L’equivoco dell’organico ampio

Il Napoli ha sempre sofferto questo antico problema. Quest’anno le apparenze davano un Napoli completo e di grandi scelte. Non è mai stato così. Ghoulam e Malcuit non sono mai stati calciatori realmente utili alla squadra. Effetto, tre calciatori come Di Lorenzo, Mario Rui e Hysaj hanno dovuto sopperire a due zone di campo. Così come Llorente e Milik sono stati due nomi in organico e nulla più. Lobotka, utilizzato poco, non è mai entrato nei meccanismi di questo Napoli, così come Rahmani non pare godere di molta fiducia e Maksimovic, probabilmente condizionato dalle vicende contrattuali (ma questo non è un alibi), non sembra garantire un rendimento affidabile. Tra calciatori reduci da infortuni gravi e mai recuperati, altri in organico ma solo sulla carta e altri utilizzati solo per causa di forza maggiore, questo Napoli ha rivelato dei limiti provenienti anche da scelte poco funzionali e investimenti eccessivi, soprattutto se rapportati a grandi possibilità perdute in passato per pochi milioni di euro. 

Il Napoli è poco a poco regredito, smarrendo tutto quello che di buono aveva costruito fino a pochi mesi fa.
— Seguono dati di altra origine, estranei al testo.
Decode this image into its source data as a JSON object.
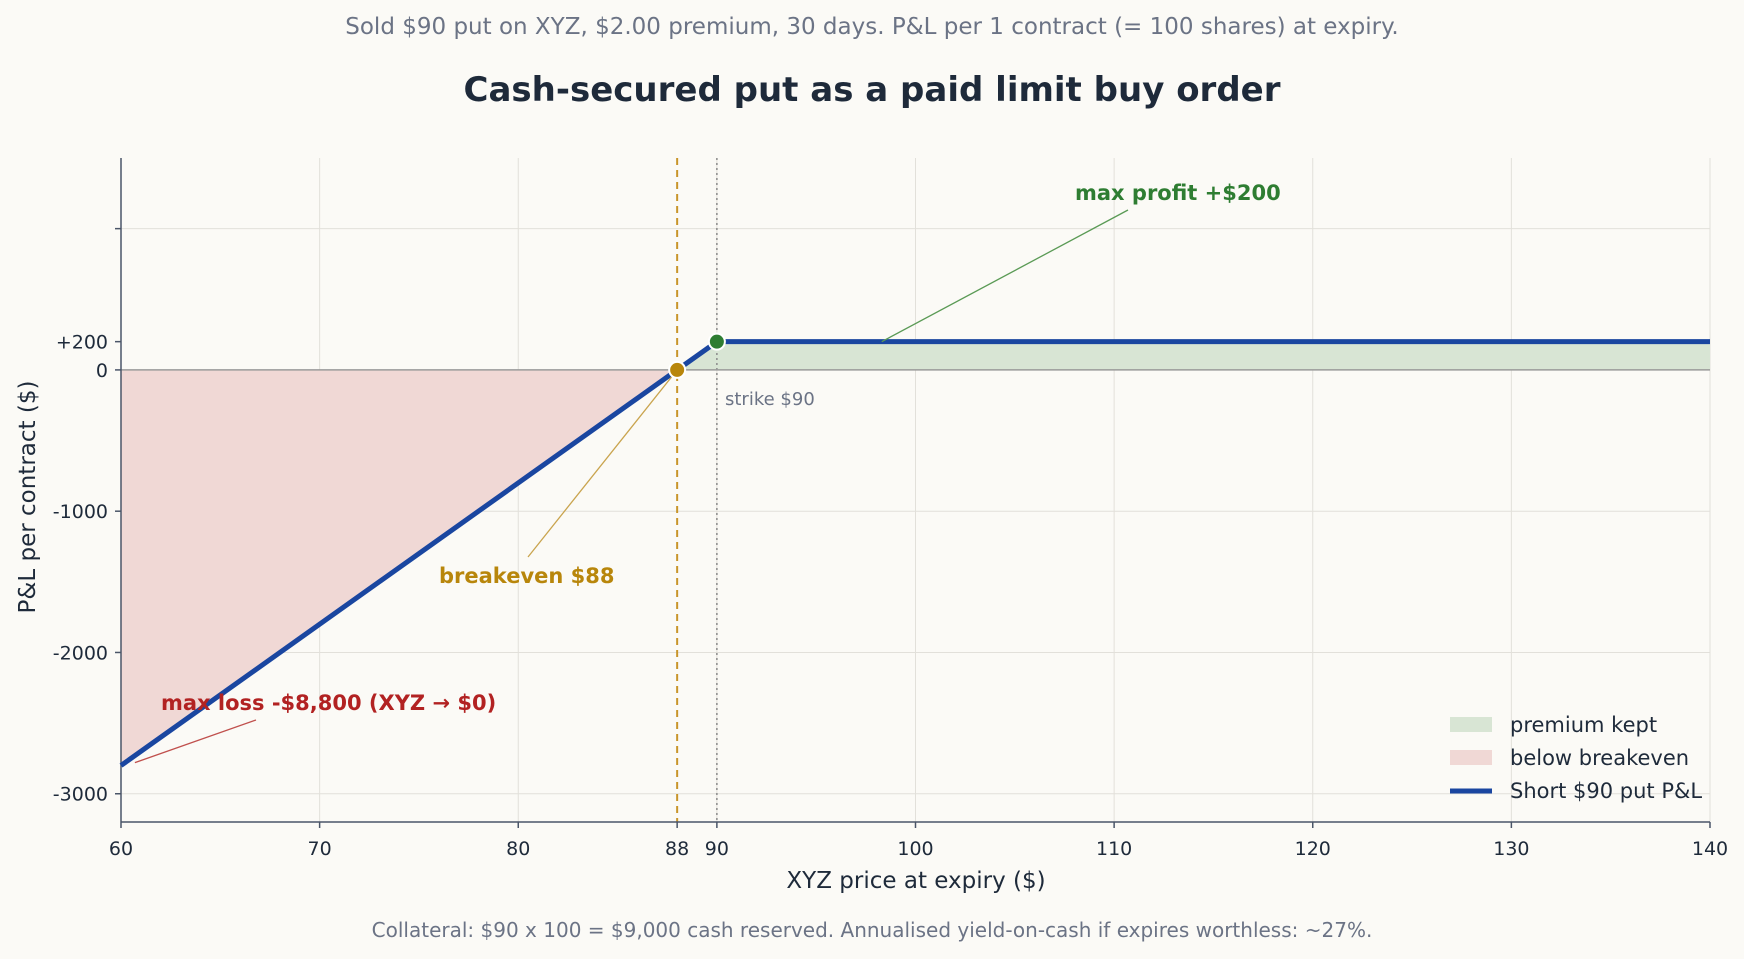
{
  "subtitle": "Sold $90 put on XYZ, $2.00 premium, 30 days. P&L per 1 contract (= 100 shares) at expiry.",
  "title": "Cash-secured put as a paid limit buy order",
  "footnote": "Collateral: $90 x 100 = $9,000 cash reserved. Annualised yield-on-cash if expires worthless: ~27%.",
  "chart_data": {
    "type": "line",
    "xlabel": "XYZ price at expiry ($)",
    "ylabel": "P&L per contract ($)",
    "xlim": [
      60,
      140
    ],
    "ylim": [
      -3200,
      1500
    ],
    "x_ticks": [
      60,
      70,
      80,
      88,
      90,
      100,
      110,
      120,
      130,
      140
    ],
    "x_tick_labels": [
      "60",
      "70",
      "80",
      "88",
      "90",
      "100",
      "110",
      "120",
      "130",
      "140"
    ],
    "y_ticks": [
      -3000,
      -2000,
      -1000,
      0,
      200
    ],
    "y_tick_labels": [
      "-3000",
      "-2000",
      "-1000",
      "0",
      "+200"
    ],
    "grid": true,
    "series": [
      {
        "name": "Short $90 put P&L",
        "x": [
          60,
          88,
          90,
          140
        ],
        "y": [
          -2800,
          0,
          200,
          200
        ],
        "color": "#1a46a0"
      }
    ],
    "fills": [
      {
        "name": "premium kept",
        "x_from": 88,
        "x_to": 140,
        "color": "#d8e5d4"
      },
      {
        "name": "below breakeven",
        "x_from": 60,
        "x_to": 88,
        "color": "#f0d8d5"
      }
    ],
    "markers": [
      {
        "name": "breakeven",
        "x": 88,
        "y": 0,
        "color": "#b8860b"
      },
      {
        "name": "strike",
        "x": 90,
        "y": 200,
        "color": "#2e7d32"
      }
    ],
    "vlines": [
      {
        "x": 88,
        "style": "dashed",
        "color": "#c8952a"
      },
      {
        "x": 90,
        "style": "dotted",
        "color": "#8a8a8a"
      }
    ],
    "annotations": [
      {
        "text": "max profit +$200",
        "color": "#2e7d32"
      },
      {
        "text": "breakeven $88",
        "color": "#b8860b"
      },
      {
        "text": "max loss -$8,800 (XYZ → $0)",
        "color": "#b22222"
      },
      {
        "text": "strike $90",
        "color": "#6b7385"
      }
    ],
    "legend_position": "bottom-right"
  }
}
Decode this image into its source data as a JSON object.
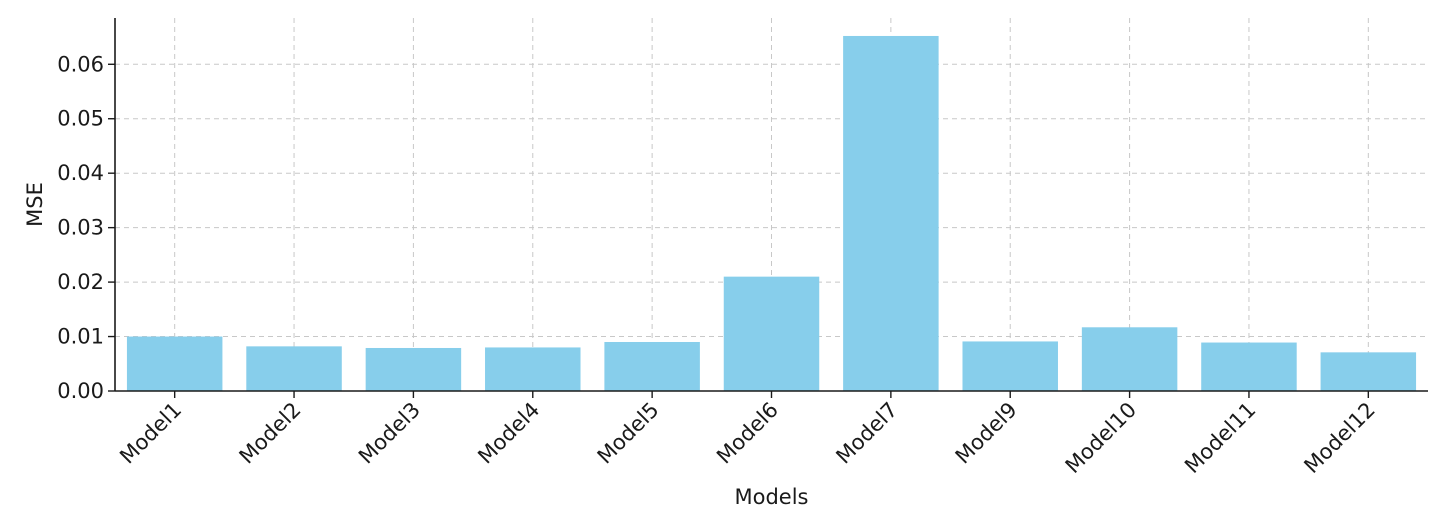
{
  "chart_data": {
    "type": "bar",
    "categories": [
      "Model1",
      "Model2",
      "Model3",
      "Model4",
      "Model5",
      "Model6",
      "Model7",
      "Model9",
      "Model10",
      "Model11",
      "Model12"
    ],
    "values": [
      0.01,
      0.0082,
      0.0079,
      0.008,
      0.009,
      0.021,
      0.0652,
      0.0091,
      0.0117,
      0.0089,
      0.0071
    ],
    "xlabel": "Models",
    "ylabel": "MSE",
    "ylim": [
      0.0,
      0.0685
    ],
    "yticks": [
      "0.00",
      "0.01",
      "0.02",
      "0.03",
      "0.04",
      "0.05",
      "0.06"
    ],
    "bar_color": "#87ceeb",
    "grid": true
  }
}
Questa stagione rischia di avviarsi a una regressione interiore, di identità. Il Napoli degli ultimi anni non ha mai lasciato intendere un’intenzione chiara sul suo percorso, talvolta causando un cortocircuito tra gli allenatori e i calciatori, smettendo di essere quel Napoli che, nonostante alcuni limiti, riusciva a manifestarsi come un’anomalia felice del calcio italiano. Al di là dei risultati. Adesso questo Napoli sembra aver perduto quel senso di entusiasmo. Non più ribelle, ma nemmeno allineato. Si è dato un grigiore tutto suo. Nonostante i dati lo incoraggino, la sensazione è che il trascorrere del tempo lo scoraggi sempre di più. A chi competa rimediare è una domanda che sicuramente può riguardare solo il Napoli stesso. Il resto è ostacolo.